Her first coin featured cherry blossoms painted during a festival in Vancouver. She was approached by the Mint at that time as they were looking for blossom images. This time the Mint put out the concept in an open call to several artists. The parameters were wide: design a coin incorporating wildlife, moonlight and winter. Although this was over eight months ago in spring and prior to the super moon, Poynter could visualize an idea. She remembered the foot prints in the snow at her parent’s waterfront place in Parksville.
“The huge cat had walked along the shoreline in the snow – so elusive and mysterious,” she said. The mountains in the background and the trees were in keeping with the type of landscape that she often portrays in her work. Her design was chosen.
“I was pleased to be asked and then pleased to have my design selected,” she told Coast Reporter.

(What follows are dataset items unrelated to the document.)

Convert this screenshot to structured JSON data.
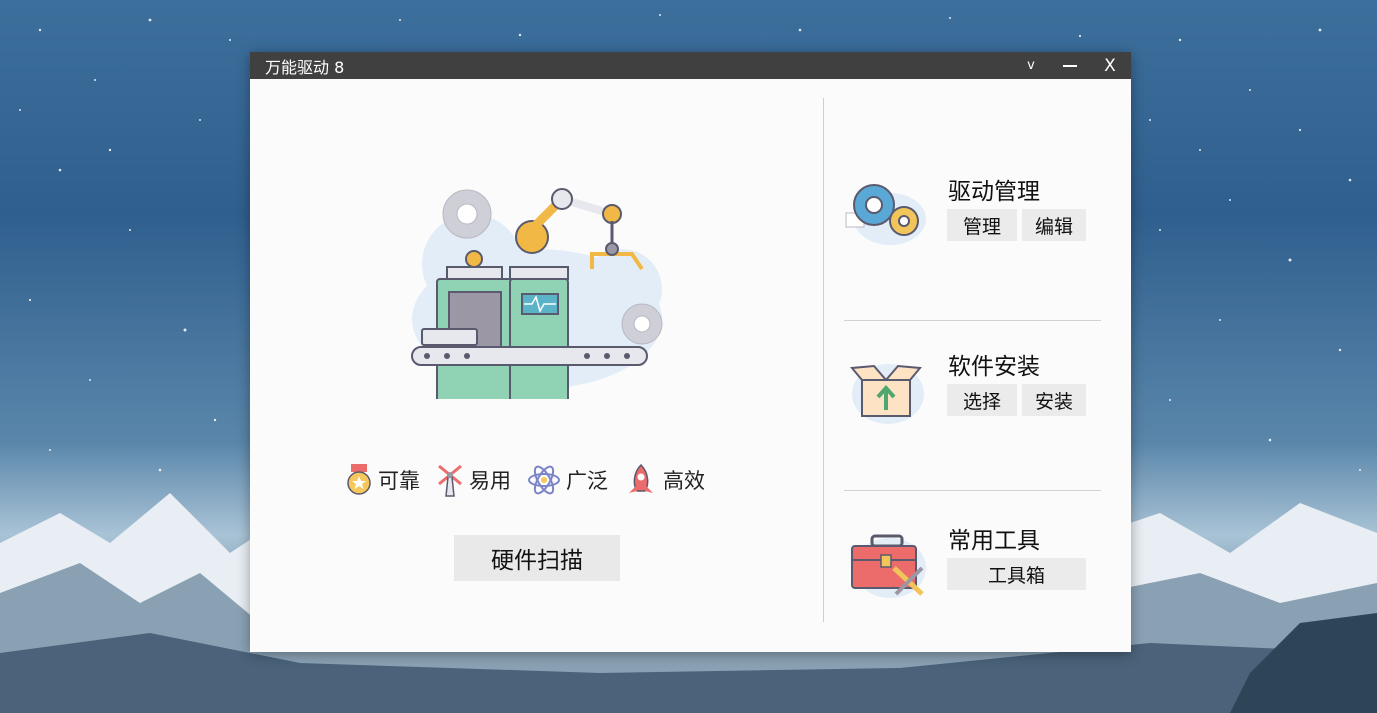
{
  "window": {
    "title": "万能驱动 8"
  },
  "titlebar_buttons": {
    "menu": "v",
    "minimize": "—",
    "close": "X"
  },
  "features": [
    {
      "label": "可靠",
      "icon": "medal-icon"
    },
    {
      "label": "易用",
      "icon": "windmill-icon"
    },
    {
      "label": "广泛",
      "icon": "atom-icon"
    },
    {
      "label": "高效",
      "icon": "rocket-icon"
    }
  ],
  "scan_button": "硬件扫描",
  "sections": [
    {
      "title": "驱动管理",
      "icon": "gears-icon",
      "buttons": [
        "管理",
        "编辑"
      ]
    },
    {
      "title": "软件安装",
      "icon": "package-upload-icon",
      "buttons": [
        "选择",
        "安装"
      ]
    },
    {
      "title": "常用工具",
      "icon": "toolbox-icon",
      "buttons": [
        "工具箱"
      ]
    }
  ],
  "colors": {
    "titlebar": "#404040",
    "button_bg": "#e9e9e9",
    "window_bg": "#fbfbfb"
  }
}
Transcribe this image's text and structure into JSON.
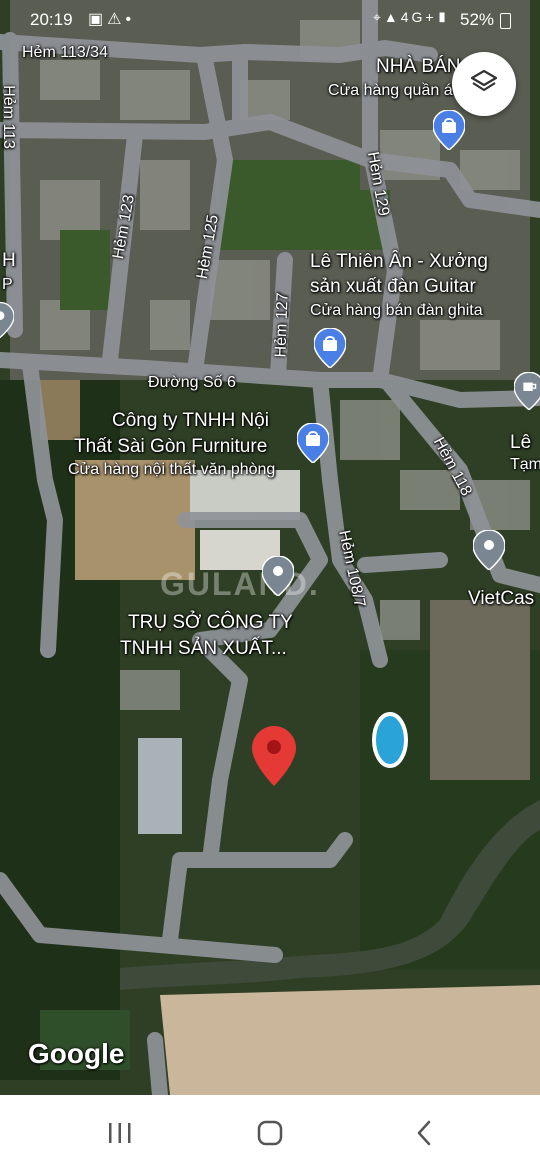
{
  "status_bar": {
    "time": "20:19",
    "battery": "52%",
    "network": "4G+",
    "left_icons": [
      "image-icon",
      "alert-icon",
      "dot-icon"
    ],
    "right_icons": [
      "location-icon",
      "wifi-icon",
      "signal-icon"
    ]
  },
  "map": {
    "roads": {
      "hem_113_34": "Hẻm 113/34",
      "hem_113": "Hẻm 113",
      "hem_123": "Hẻm 123",
      "hem_125": "Hẻm 125",
      "hem_127": "Hẻm 127",
      "hem_129": "Hẻm 129",
      "hem_118": "Hẻm 118",
      "hem_108_7": "Hẻm 108/7",
      "duong_so_6": "Đường Số 6"
    },
    "places": {
      "nha_ban": {
        "title": "NHÀ BÁN",
        "subtitle": "Cửa hàng quần á"
      },
      "le_thien_an": {
        "title_line1": "Lê Thiên Ân - Xưởng",
        "title_line2": "sản xuất đàn Guitar",
        "subtitle": "Cửa hàng bán đàn ghita"
      },
      "cong_ty_noi_that": {
        "title_line1": "Công ty TNHH Nội",
        "title_line2": "Thất Sài Gòn Furniture",
        "subtitle": "Cửa hàng nội thất văn phòng"
      },
      "tru_so": {
        "title_line1": "TRỤ SỞ CÔNG TY",
        "title_line2": "TNHH SẢN XUẤT..."
      },
      "vietcas": {
        "title": "VietCas"
      },
      "le_partial": {
        "title": "Lê",
        "subtitle": "Tạm"
      },
      "h_partial": {
        "title": "H",
        "subtitle": "P"
      }
    },
    "watermark": "GULAND.",
    "logo": "Google",
    "colors": {
      "pin_red": "#e53935",
      "shop_pin_blue": "#4a7fe6",
      "generic_pin_gray": "#7a8793"
    }
  },
  "nav_bar": {
    "buttons": [
      "recent-apps-icon",
      "home-icon",
      "back-icon"
    ]
  }
}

The $30 colourful coin was released on Jan. 10 and is part of the Animals in the Moonlight four-coin subscription series. It is two ounces of pure silver, every detail enhanced with colour, plus it uses an innovative glow-in-the-dark technology.
“The hard part is thinking about the scale while rendering the design,” Poynter noted. The coin is small at 54 mm and all the elements – cougar, moon, snow – must be visible. Poynter has the benefit of experience at making “small, round things,” as she calls them, after working at a coin and badge manufacturer in Australia in years past.
“We used to paint by hand in miniature to show the customers. Now I can use the technology to see the design on the screen and print it out at the actual size.”
The limited edition coin (4,000 minted) has already been snapped up by subscribers of the collector coins.